I'll be honest, as a fairly skilled and experienced programmer who isn't a git expert, I know what HEAD means, but when I'm rebasing I really have no idea. It all seems to work out in the end because my collaborative work is simple and usually 2–3 people only, so I'm never rebasing against a ton of commits I lack context for (because 90% of them are my commits since I'm usually dealing with PRs to my open source projects rather than someone else's).
HEAD is "the thing we're editing now" but that's not terribly useful when rebasing since you're repeatedly editing a fake history.
Git leaks a lot of implementation details into its UX. Rebasing is meant to be equivalent to checking out the "base" branch and cherry picking commits onto it. Therefore "ours" during a rebase is the base branch.

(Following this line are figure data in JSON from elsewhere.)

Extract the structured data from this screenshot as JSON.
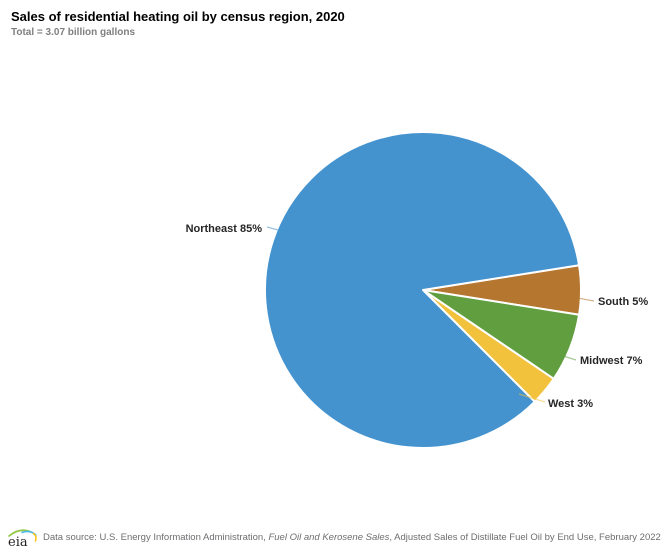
{
  "header": {
    "title": "Sales of residential heating oil by census region, 2020",
    "subtitle": "Total = 3.07 billion gallons"
  },
  "chart_data": {
    "type": "pie",
    "title": "Sales of residential heating oil by census region, 2020",
    "total_label": "Total = 3.07 billion gallons",
    "total_value": 3.07,
    "unit": "billion gallons",
    "start_angle_above_horizontal_deg": 9,
    "direction": "clockwise",
    "legend_position": "outside-labels",
    "slices": [
      {
        "name": "South",
        "percent": 5,
        "label": "South 5%",
        "color": "#b5762f"
      },
      {
        "name": "Midwest",
        "percent": 7,
        "label": "Midwest 7%",
        "color": "#609e3f"
      },
      {
        "name": "West",
        "percent": 3,
        "label": "West 3%",
        "color": "#f2c23d"
      },
      {
        "name": "Northeast",
        "percent": 85,
        "label": "Northeast 85%",
        "color": "#4493cf"
      }
    ]
  },
  "footer": {
    "logo_text": "eia",
    "source_prefix": "Data source: U.S. Energy Information Administration, ",
    "source_italic": "Fuel Oil and Kerosene Sales",
    "source_suffix": ", Adjusted Sales of Distillate Fuel Oil by End Use, February 2022"
  }
}
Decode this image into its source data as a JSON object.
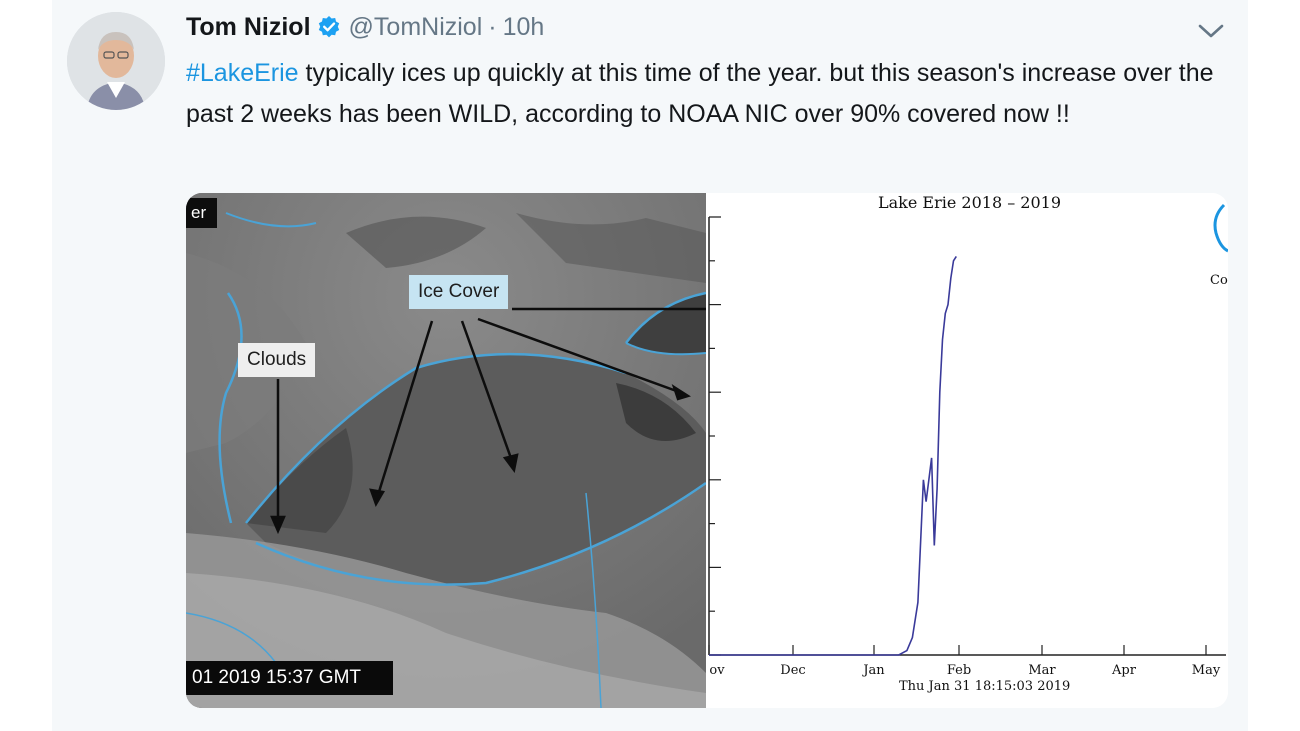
{
  "tweet": {
    "display_name": "Tom Niziol",
    "handle": "@TomNiziol",
    "separator": "·",
    "time": "10h",
    "hashtag": "#LakeErie",
    "body": " typically ices up quickly at this time of the year. but this season's increase over the past 2 weeks has been WILD, according to NOAA NIC over 90% covered now !!"
  },
  "icons": {
    "verified": "verified-badge-icon",
    "caret": "chevron-down-icon",
    "avatar": "profile-photo"
  },
  "colors": {
    "link": "#1b95e0",
    "verified": "#1da1f2",
    "text": "#14171a",
    "muted": "#657786",
    "shoreline": "#4aa3d6",
    "chart_line": "#3a3a9a"
  },
  "media": {
    "satellite": {
      "corner_label": "er",
      "timestamp": "01 2019 15:37 GMT",
      "label_ice": "Ice Cover",
      "label_clouds": "Clouds"
    },
    "chart": {
      "title": "Lake Erie   2018 – 2019",
      "date_stamp": "Thu Jan 31 18:15:03 2019",
      "logo_fragment": "Co",
      "tick_labels": [
        "ov",
        "Dec",
        "Jan",
        "Feb",
        "Mar",
        "Apr",
        "May"
      ]
    }
  },
  "chart_data": {
    "type": "line",
    "title": "Lake Erie   2018 – 2019",
    "xlabel": "",
    "ylabel": "",
    "x_categories": [
      "ov",
      "Dec",
      "Jan",
      "Feb",
      "Mar",
      "Apr",
      "May"
    ],
    "ylim": [
      0,
      100
    ],
    "grid": false,
    "series": [
      {
        "x": [
          "2018-11-01",
          "2018-12-15",
          "2019-01-10",
          "2019-01-13",
          "2019-01-15",
          "2019-01-17",
          "2019-01-19",
          "2019-01-20",
          "2019-01-22",
          "2019-01-23",
          "2019-01-24",
          "2019-01-25",
          "2019-01-26",
          "2019-01-27",
          "2019-01-28",
          "2019-01-29",
          "2019-01-30",
          "2019-01-31"
        ],
        "y": [
          0,
          0,
          0,
          1,
          4,
          12,
          40,
          35,
          45,
          25,
          38,
          60,
          72,
          78,
          80,
          86,
          90,
          91
        ]
      }
    ]
  }
}
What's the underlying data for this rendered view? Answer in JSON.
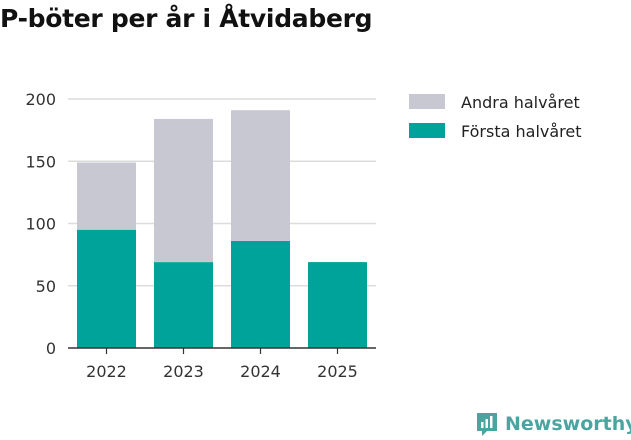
{
  "chart_data": {
    "type": "bar",
    "stacked": true,
    "title": "P-böter per år i Åtvidaberg",
    "categories": [
      "2022",
      "2023",
      "2024",
      "2025"
    ],
    "series": [
      {
        "name": "Första halvåret",
        "color": "#00a39a",
        "values": [
          95,
          69,
          86,
          69
        ]
      },
      {
        "name": "Andra halvåret",
        "color": "#c8c8d2",
        "values": [
          54,
          115,
          105,
          0
        ]
      }
    ],
    "legend_order": [
      "Andra halvåret",
      "Första halvåret"
    ],
    "yticks": [
      0,
      50,
      100,
      150,
      200
    ],
    "ylim": [
      0,
      210
    ],
    "grid": true,
    "legend_position": "right",
    "xlabel": "",
    "ylabel": ""
  },
  "branding": {
    "logo_text": "Newsworthy",
    "logo_color": "#4aa5a0"
  }
}
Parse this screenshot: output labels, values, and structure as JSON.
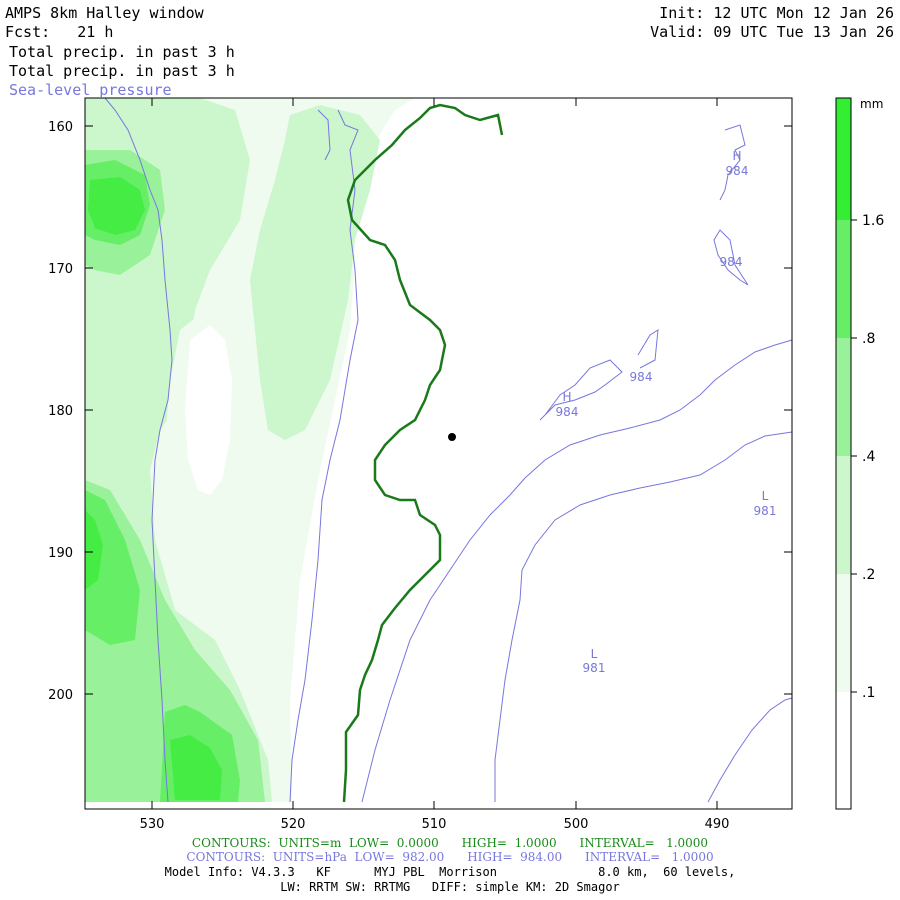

The meaning of "ours" and "theirs" is always the same, but the "base" of the operation is reversed compared to what you might be used to during merge.
Rebasing can be confusing and hard and messy, but once I learned that rule and took the time to internalize it, I at least never got confused on this particular detail again.
> fake history
That's the thing, it's not actually fake history. Git really is doing the things it looks like it's doing during a rebase. That's why you can do all kinds of weird tricks like stopping in the middle to reset back a commit in order to make a new intervening commit. The reason you can abort at any time with (almost) no risk is because the old history is still hanging around in the database and won't be removed until GC runs, usually long after the rebase is settled.